AC - O que sente ao relembrar tudo que já viveu no remo, acredita que, até aqui, valeu a pena toda a sua dedicação ao esporte?

Ailson - Quando parei (no ano passado) pensei nisso, relembrei tudo que fiz e que não fiz, e valeu a pena tudo. Sinto muita falta de casa, mas é bom demais fazer parte de uma história porque já faço parte da história do clube e do remo do país também. Conheci vários lugares, fiz e faço muitos amigos; tem as partes de dor, porque dói (risos), e também tem o sofrimento para estar no peso (da categoria), mas tudo está valendo, faz parte.

AC - Acredito que quase toda sua família mora em Manaus, então como é viver longe dela durante tanto tempo?

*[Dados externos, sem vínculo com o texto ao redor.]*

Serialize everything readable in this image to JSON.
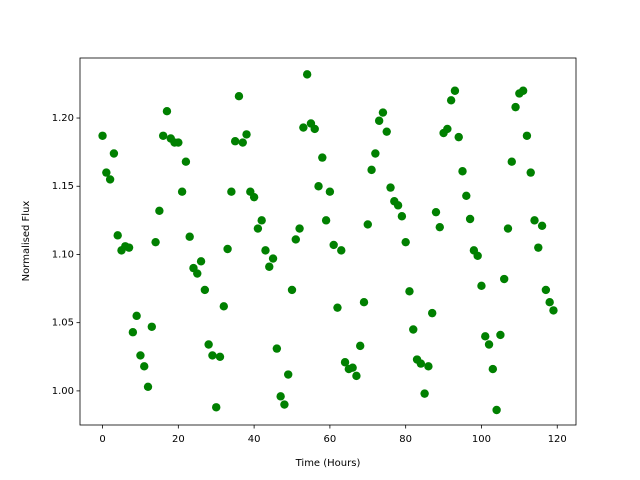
{
  "chart_data": {
    "type": "scatter",
    "x_label": "Time (Hours)",
    "y_label": "Normalised Flux",
    "color": "#008000",
    "x": [
      0,
      1,
      2,
      3,
      4,
      5,
      6,
      7,
      8,
      9,
      10,
      11,
      12,
      13,
      14,
      15,
      16,
      17,
      18,
      19,
      20,
      21,
      22,
      23,
      24,
      25,
      26,
      27,
      28,
      29,
      30,
      31,
      32,
      33,
      34,
      35,
      36,
      37,
      38,
      39,
      40,
      41,
      42,
      43,
      44,
      45,
      46,
      47,
      48,
      49,
      50,
      51,
      52,
      53,
      54,
      55,
      56,
      57,
      58,
      59,
      60,
      61,
      62,
      63,
      64,
      65,
      66,
      67,
      68,
      69,
      70,
      71,
      72,
      73,
      74,
      75,
      76,
      77,
      78,
      79,
      80,
      81,
      82,
      83,
      84,
      85,
      86,
      87,
      88,
      89,
      90,
      91,
      92,
      93,
      94,
      95,
      96,
      97,
      98,
      99,
      100,
      101,
      102,
      103,
      104,
      105,
      106,
      107,
      108,
      109,
      110,
      111,
      112,
      113,
      114,
      115,
      116,
      117,
      118,
      119
    ],
    "values": [
      1.187,
      1.16,
      1.155,
      1.174,
      1.114,
      1.103,
      1.106,
      1.105,
      1.043,
      1.055,
      1.026,
      1.018,
      1.003,
      1.047,
      1.109,
      1.132,
      1.187,
      1.205,
      1.185,
      1.182,
      1.182,
      1.146,
      1.168,
      1.113,
      1.09,
      1.086,
      1.095,
      1.074,
      1.034,
      1.026,
      0.988,
      1.025,
      1.062,
      1.104,
      1.146,
      1.183,
      1.216,
      1.182,
      1.188,
      1.146,
      1.142,
      1.119,
      1.125,
      1.103,
      1.091,
      1.097,
      1.031,
      0.996,
      0.99,
      1.012,
      1.074,
      1.111,
      1.119,
      1.193,
      1.232,
      1.196,
      1.192,
      1.15,
      1.171,
      1.125,
      1.146,
      1.107,
      1.061,
      1.103,
      1.021,
      1.016,
      1.017,
      1.011,
      1.033,
      1.065,
      1.122,
      1.162,
      1.174,
      1.198,
      1.204,
      1.19,
      1.149,
      1.139,
      1.136,
      1.128,
      1.109,
      1.073,
      1.045,
      1.023,
      1.02,
      0.998,
      1.018,
      1.057,
      1.131,
      1.12,
      1.189,
      1.192,
      1.213,
      1.22,
      1.186,
      1.161,
      1.143,
      1.126,
      1.103,
      1.099,
      1.077,
      1.04,
      1.034,
      1.016,
      0.986,
      1.041,
      1.082,
      1.119,
      1.168,
      1.208,
      1.218,
      1.22,
      1.187,
      1.16,
      1.125,
      1.105,
      1.121,
      1.074,
      1.065,
      1.059
    ],
    "xlim": [
      -5.95,
      124.95
    ],
    "ylim": [
      0.975,
      1.244
    ],
    "xticks": [
      0,
      20,
      40,
      60,
      80,
      100,
      120
    ],
    "yticks": [
      {
        "value": 1.0,
        "label": "1.00"
      },
      1.05,
      {
        "value": 1.1,
        "label": "1.10"
      },
      1.15,
      {
        "value": 1.2,
        "label": "1.20"
      }
    ]
  }
}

Ailson - Estou aqui (no Rio de janeiro) desde 2009, todos moram em Manaus, mas meu filho vive aqui no Rio, nasceu aqui, e meu outro filho mora em Manaus, e fica longe da família, então, todo dia dá vontade de ir embora. Fico dividido entre esporte e família, mas vou levando (risos). Aí, se vou embora deixo o remo e meu filho; e lá (Manaus) tem meu outro filho e família (risos), mas não tem o meu primeiro filho e o remo, então, vou administrando. Às vezes vou para Manaus, e quando não dá, eles vêm aqui. No dia 31 de março tem a primeira regata do Estadual, e dia 11 a 14 de abril, o Brasileiro de barcos curtos e seletiva Nacional, e no Estadual vou correr o ‘4 sem’, peso leve, e o ‘2 sem’, Sênior. As duas provas tem no Pan, são meu foco. 

AC - E você já teve algum apoio do Amazonas?

Ailson - Não. Se teve alguma coisa foi da detecção do remo. E quando vou passar um tempo em casa, eles sempre deixam eu treinar, mas do Estado, não que eu lembre. Por isso, fica difícil ficar, bem que eu queria treinar em Manaus sempre e ter um apoio. Se tivesse incentivo, o Estado seria o mundo do remo. O pessoal parece que nasceu para esse esporte. Tenho dois irmãos, e eles eram melhores do que eu, conheci muitos que pararam por falta de incentivo. Poderia ser diferente. No Botafogo, tem a ajuda de custo, almoço, café da manhã, jantar, e eu moro no clube. Também tem escola, faculdade, mas ainda não faço faculdade.

AC - Você pretende fazer faculdade? Qual seu plano para o futuro?

Ailson - Quero fazer faculdade e continuar no meu mundo, mundo do remo. 

AC - Você realmente conquistou muitas vitórias pelo Botafogo. Como se sente por fazer parte da história do clube e seguir sendo um dos principais atletas?

Ailson - Essa é uma resposta que não tenho. Não sei explicar, só sinto orgulho em começar tudo, e orgulho por ainda estar escrevendo essa história porque ela não acabou ainda.

Frase

“É difícil fazer esporte de altorrendimento, mas é gostoso estar nesse sofrimento”, Ailson Eráclito, atleta amazonense de remo, que representa o Botafogo (RJ) e o Brasil nas principais competições da modalidade, desde 2009.